Overview
Anthropic published “The Making of Claude Code” — an oral history of the product, told through interviews with nineteen people who built it, covering 2021 through 2026.
Three passages stopped me cold.
The way the builders describe how they work today, and the structure they predict as “next” — a one-person atelier on the outside was already living in both.
What the Oral History Is
The interviews were recorded between February and May 2026. Co-founder Ben Mann, Claude Code head Boris Cherny, Head of RL Shauna Kravec and others trace the path from an internal tool called “clide” to Claude Code’s breakout.
The numbers alone are striking. Boris testifies that by winter 2025, 100 percent of his code was written by Claude Code — not a single line by hand. There’s a mention of 88 commits in a single day.
But what hit hardest wasn’t the numbers. It was the structure.
Resonance 1: “A Swarm of Twelve Claudes”
Shauna Kravec, who leads reinforcement learning at Anthropic, says this:
“I have my whole swarm of twelve different Claudes running around—reading documents, updating things, pulling from Slack.”
The person training the models works through a swarm of twelve.
Here, sixteen are running. AI agents with defined roles investigate, implement, review, and report back. This setup has been shipping real client work for months.
The workflow of someone inside the frontier lab and the workflow of a solo studio in Tokyo turned out to have the same shape.
Resonance 2: “Managing the Claudes’ Manager”
Igor Kofman of the Labs team predicts the future this way:
“We’ll get to the next level of abstraction, where you’re not managing a bunch of Claudes—now you’re managing the Claudes’ manager.”
That “next” is present tense here.
The sixteen agents aren’t a flat pool. A coordinating AI receives tasks, assigns them to the right agent, inspects the results, and reports back. The human’s job is reduced to talking with the manager and making final calls.
I won’t publish the implementation details. But the idea itself — running AI in a hierarchy — doesn’t require scale to reach. What it requires isn’t capital. It’s time lived with the tools.
Resonance 3: The React Lesson and the “No Category” Strategy
The testimony that lands from the farthest distance comes from Adam Wolff, Claude Code’s first manager, who previously worked on React:
“It was a logo and a brand and a feeling, much more than a computer science idea.”
By the time React crossed a million DAU, it had become something else entirely. A product at scale outgrows its founding idea and becomes a feeling. Wolff expects Claude Code to follow the same path.
What survives on the receiving end isn’t the feature set. It’s the emotion.
ANDOOR refuses to call itself a “production company” or a “creative boutique.” We dropped the category and design for a state where the work communicates through atmosphere. That decision comes from the same recognition: the maker’s taxonomy evaporates on arrival. Only the texture of the experience remains.
The lesson the creator of React extracted from product history matched an instinct we’d already built a brand on.
The Frontier Isn’t Measured in Headcount
One line from Ben Mann summarizes the whole read:
You have to build something that works 20 or 30 percent of the time now, so that when the next model comes out, it works 80 percent of the time.
Move into the unfinished tool early, and lie in wait for the next model. The Claude Code team did exactly that inside Anthropic. That’s why they won.

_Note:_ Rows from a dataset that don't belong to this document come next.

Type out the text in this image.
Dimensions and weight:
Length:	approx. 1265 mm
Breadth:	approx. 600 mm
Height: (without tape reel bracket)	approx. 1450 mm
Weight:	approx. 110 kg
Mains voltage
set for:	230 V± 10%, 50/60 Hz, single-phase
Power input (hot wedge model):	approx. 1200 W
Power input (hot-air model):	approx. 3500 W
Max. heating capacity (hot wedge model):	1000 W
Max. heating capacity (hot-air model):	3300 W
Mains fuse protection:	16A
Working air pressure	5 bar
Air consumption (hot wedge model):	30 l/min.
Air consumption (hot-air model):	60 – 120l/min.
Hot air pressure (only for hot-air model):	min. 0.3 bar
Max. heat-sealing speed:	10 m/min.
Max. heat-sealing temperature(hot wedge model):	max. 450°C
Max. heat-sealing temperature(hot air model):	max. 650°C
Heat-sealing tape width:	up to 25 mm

The same move is available from the outside. Touch the tool’s limits daily, get stuck, build workarounds, get rewarded when the next model lands. Company size has nothing to do with this loop.
Your distance from the frontier is set not by the size of your organization, but by the hours you’ve lived with the tools.
This connects to what I wrote about Nadella: you can’t outsource your learning. Only the accumulated history of judgments — earned by living inside the tools — compounds the moment a new model ships.
Closing
There’s a worn-out line: the best way to predict the future is to invent it.
This felt different. The future wasn’t something to predict or invent. It was something to move into early.
Reading the builders’ own testimony and finding you could check your answers against it — that alone made this primary source worth the read.
The full oral history is on Anthropic’s site. Anyone who works with AI should read it.